The largest source of savings in reforming our system would come from cutting the administrative costs associated with multiple private insurance carriers. Competition between for-profit insurance companies drives cost-shifting and ever-increasing out-of-pocket payments for patients. As patients’ costs go up, more and more under-insured people are unable to afford healthcare. When many insurance carriers exist, they must compete for patients, and this competition is financed by massive administrative marketing costs. Many experts believe that universal coverage would likely pay for itself by creating a more efficient system.

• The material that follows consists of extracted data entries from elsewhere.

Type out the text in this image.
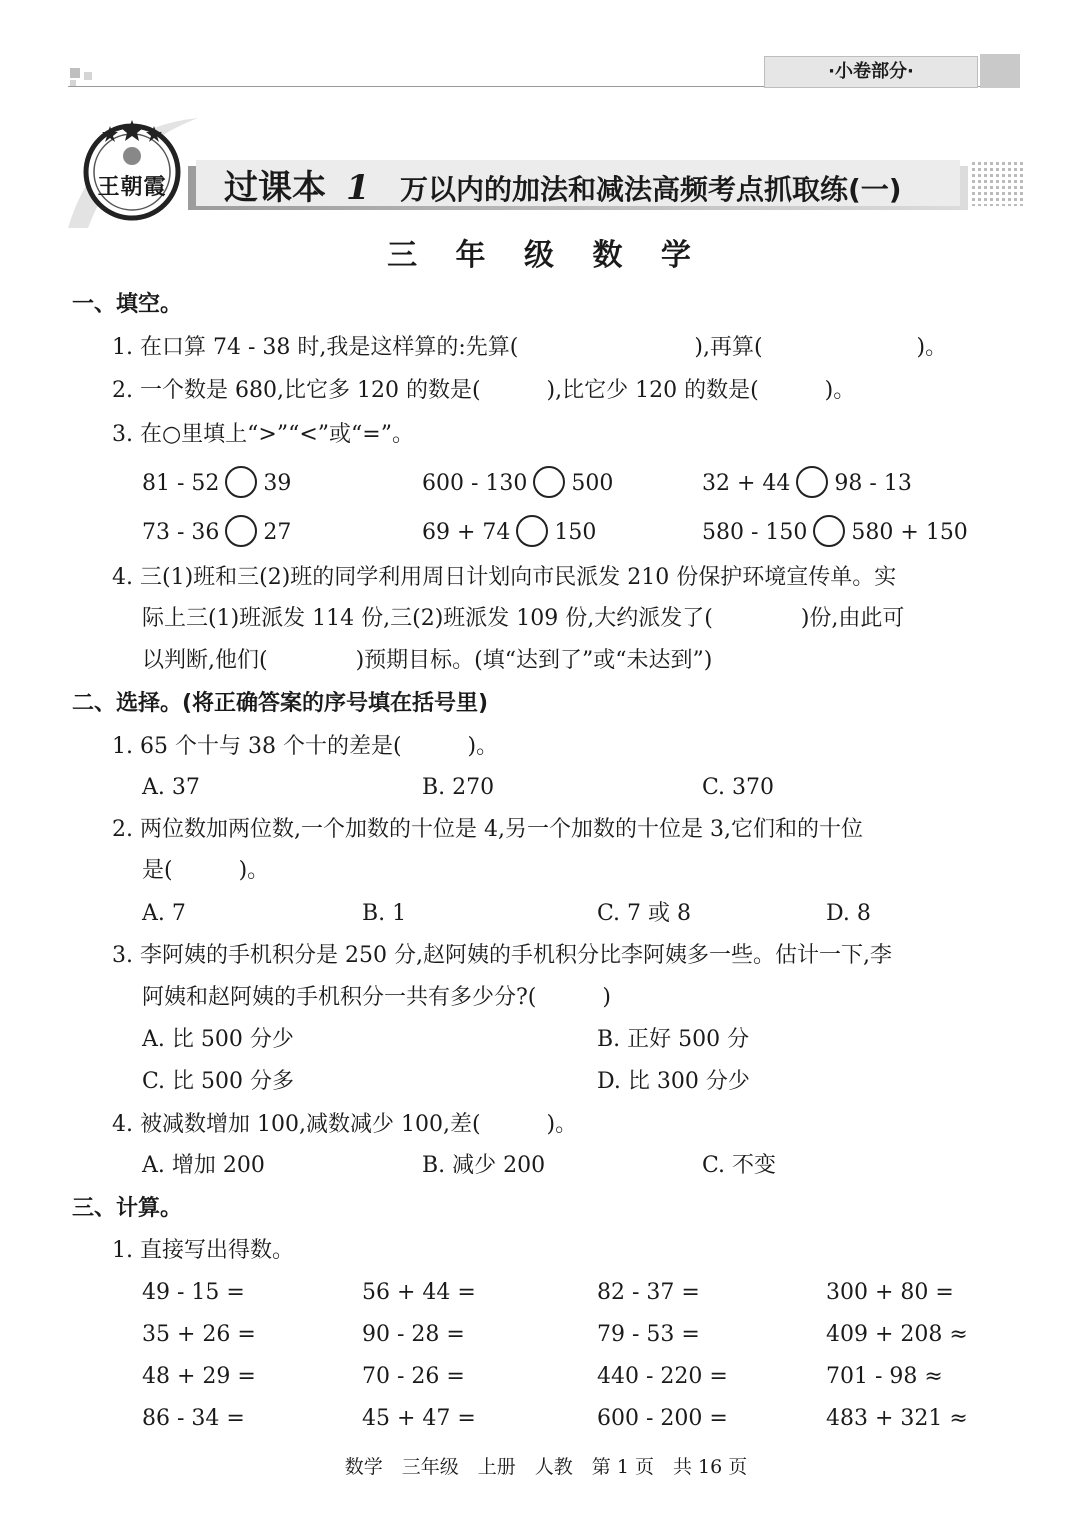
·小卷部分·
王朝霞	过课本 1 万以内的加法和减法高频考点抓取练(一)
三 年 级 数 学
一、填空。
1. 在口算 74 - 38 时,我是这样算的:先算(　　　　　　　　),再算(　　　　　　　)。
2. 一个数是 680,比它多 120 的数是(　　　),比它少 120 的数是(　　　)。
3. 在○里填上“>”“<”或“=”。
81 - 52 39	600 - 130 500	32 + 44 98 - 13
73 - 36 27	69 + 74 150	580 - 150 580 + 150
4. 三(1)班和三(2)班的同学利用周日计划向市民派发 210 份保护环境宣传单。实
际上三(1)班派发 114 份,三(2)班派发 109 份,大约派发了(　　　　)份,由此可
以判断,他们(　　　　)预期目标。(填“达到了”或“未达到”)
二、选择。(将正确答案的序号填在括号里)
1. 65 个十与 38 个十的差是(　　　)。
A. 37	B. 270	C. 370
2. 两位数加两位数,一个加数的十位是 4,另一个加数的十位是 3,它们和的十位
是(　　　)。
A. 7	B. 1	C. 7 或 8	D. 8
3. 李阿姨的手机积分是 250 分,赵阿姨的手机积分比李阿姨多一些。估计一下,李
阿姨和赵阿姨的手机积分一共有多少分?(　　　)
A. 比 500 分少	B. 正好 500 分
C. 比 500 分多	D. 比 300 分少
4. 被减数增加 100,减数减少 100,差(　　　)。
A. 增加 200	B. 减少 200	C. 不变
三、计算。
1. 直接写出得数。
49 - 15 =	56 + 44 =	82 - 37 =	300 + 80 =
35 + 26 =	90 - 28 =	79 - 53 =	409 + 208 ≈
48 + 29 =	70 - 26 =	440 - 220 =	701 - 98 ≈
86 - 34 =	45 + 47 =	600 - 200 =	483 + 321 ≈
数学　三年级　上册　人教　第 1 页　共 16 页
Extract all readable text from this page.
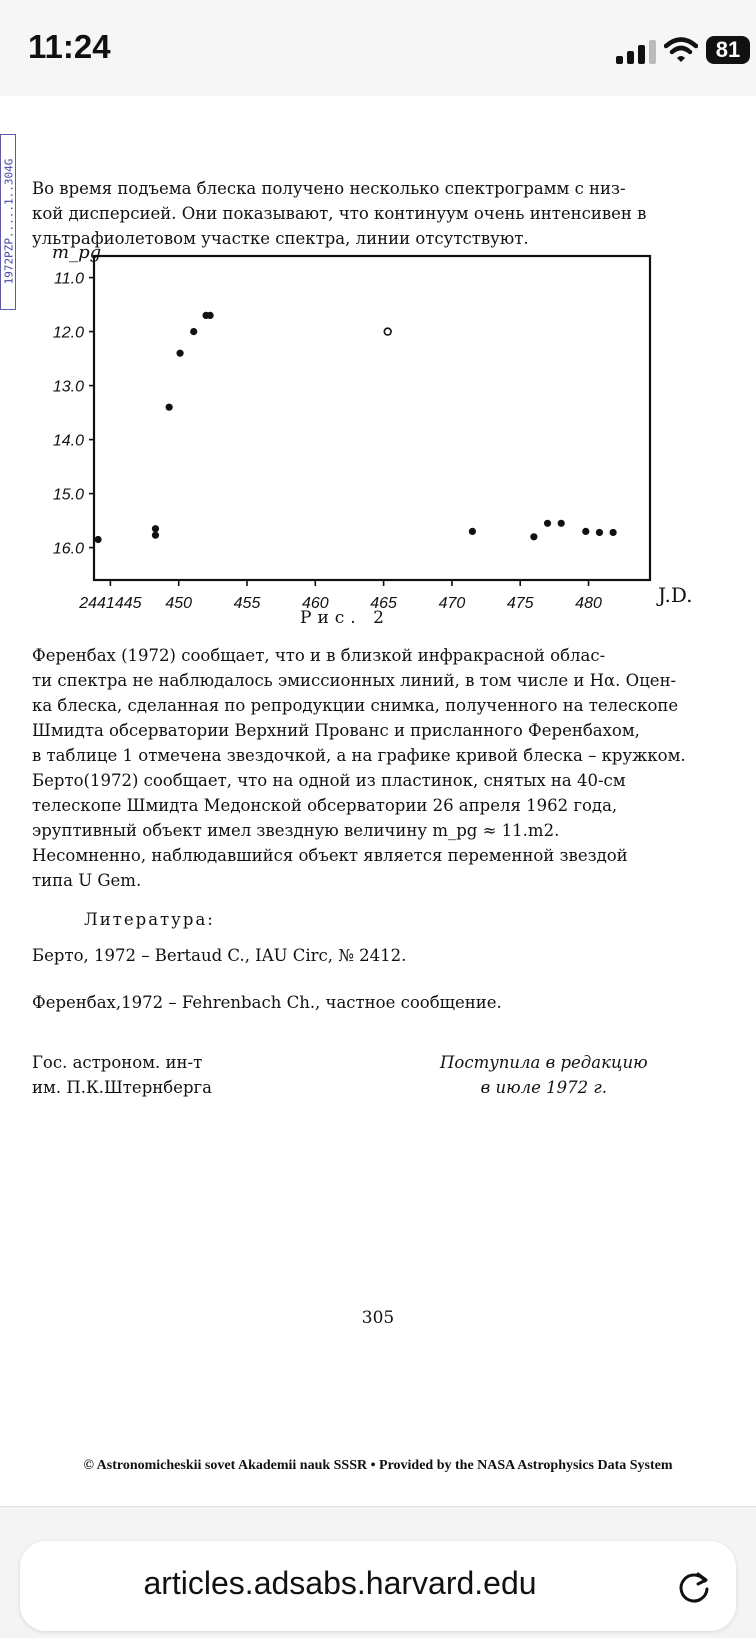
11:24	81
1972PZP.....1..304G Во время подъема блеска получено несколько спектрограмм с низ-
кой дисперсией. Они показывают, что континуум очень интенсивен в
ультрафиолетовом участке спектра, линии отсутствуют.
11.0
12.0
13.0
14.0
15.0
16.0
2441445 450	455	460	465	470	475	480
m_pg
J.D.
Рис. 2
Ференбах (1972) сообщает, что и в близкой инфракрасной облас-
ти спектра не наблюдалось эмиссионных линий, в том числе и Hα. Оцен-
ка блеска, сделанная по репродукции снимка, полученного на телескопе
Шмидта обсерватории Верхний Прованс и присланного Ференбахом,
в таблице 1 отмечена звездочкой, а на графике кривой блеска – кружком.
Берто(1972) сообщает, что на одной из пластинок, снятых на 40-см
телескопе Шмидта Медонской обсерватории 26 апреля 1962 года,
эруптивный объект имел звездную величину m_pg ≈ 11.m2.
Несомненно, наблюдавшийся объект является переменной звездой
типа U Gem.
Литература:
Берто, 1972 – Bertaud C., IAU Circ, № 2412.
Ференбах,1972 – Fehrenbach Ch., частное сообщение.
Гос. астроном. ин-т
им. П.К.Штернберга
Поступила в редакцию
в июле 1972 г.
305
© Astronomicheskii sovet Akademii nauk SSSR • Provided by the NASA Astrophysics Data System
articles.adsabs.harvard.edu
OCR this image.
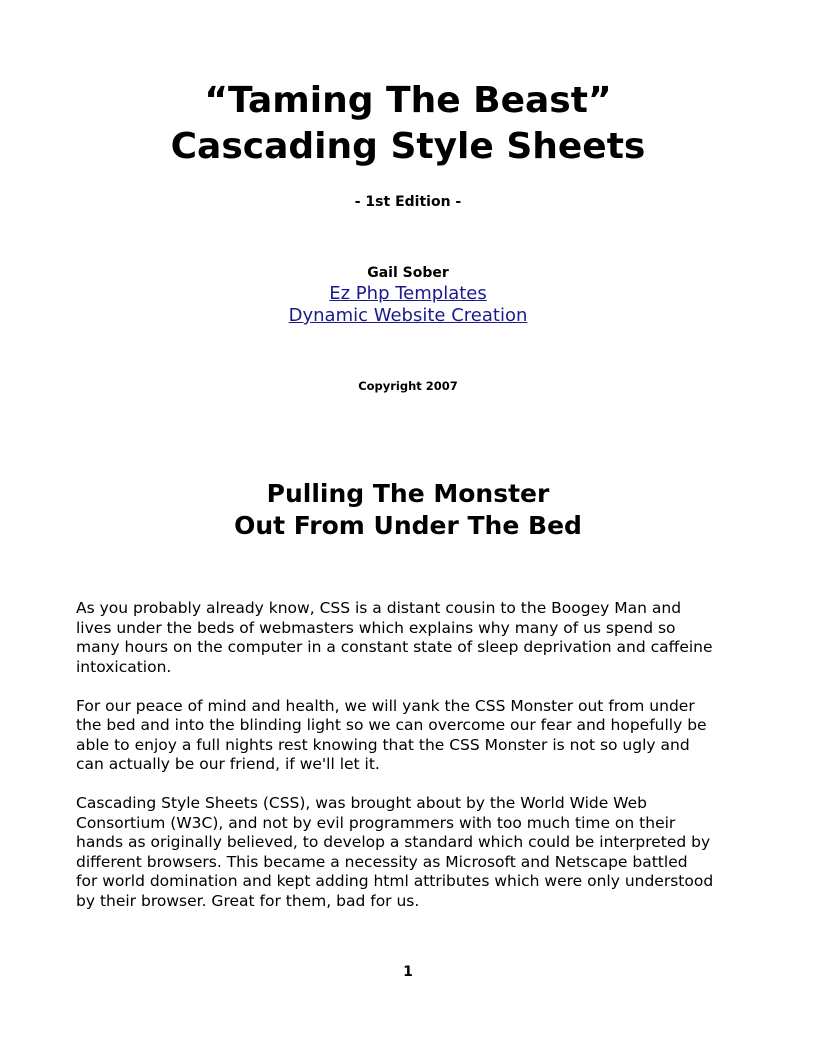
“Taming The Beast”
Cascading Style Sheets
- 1st Edition -
Gail Sober
Ez Php Templates
Dynamic Website Creation
Copyright 2007
Pulling The Monster
Out From Under The Bed

As you probably already know, CSS is a distant cousin to the Boogey Man and
lives under the beds of webmasters which explains why many of us spend so
many hours on the computer in a constant state of sleep deprivation and caffeine
intoxication.

For our peace of mind and health, we will yank the CSS Monster out from under
the bed and into the blinding light so we can overcome our fear and hopefully be
able to enjoy a full nights rest knowing that the CSS Monster is not so ugly and
can actually be our friend, if we'll let it.

Cascading Style Sheets (CSS), was brought about by the World Wide Web
Consortium (W3C), and not by evil programmers with too much time on their
hands as originally believed, to develop a standard which could be interpreted by
different browsers. This became a necessity as Microsoft and Netscape battled
for world domination and kept adding html attributes which were only understood
by their browser. Great for them, bad for us.

1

Universal coverage and a single-payer plan could be created in different ways. Specific proposals have been published by various groups.[51] Universal coverage does not necessarily mean Medicare for all. Certainly, universal coverage could be provided by a single-payer government-run program as in Canada or the United Kingdom. Although this is the most straightforward approach, other countries have developed successful systems composed of private companies coupled with governmental organizations. For example, most of the German population receives its health insurance through sickness funds, which are nonprofit, closely regulated semiprivate organizations. The key is that these companies are required to cover a broad range of medical services and are prohibited from excluding individuals due to illness. Even in countries like Japan and Germany where health insurance is job-linked, times of unemployment, changes in workplace, and periods of self-employment do not create interruptions in healthcare coverage.

Finally, universal coverage and a single-payer plan do not exclude the option for purchasing additional private insurance. Supplemental insurance could exist that would cover nonessential medical care such as cosmetic surgery, private nursing, or even pay for expedited essential care. A new healthcare plan could be tailored to the preferences of the American population.

Myths have the ability to perpetuate themselves in the absence of supporting evidence. The myths concerning the state of the US healthcare system need to be actively dispelled-quickly. There are already overwhelming data showing the dangers of uninsurance and the benefits of universal coverage. There is no more deliberation that needs to be done. We must instead move on to making universal coverage a reality.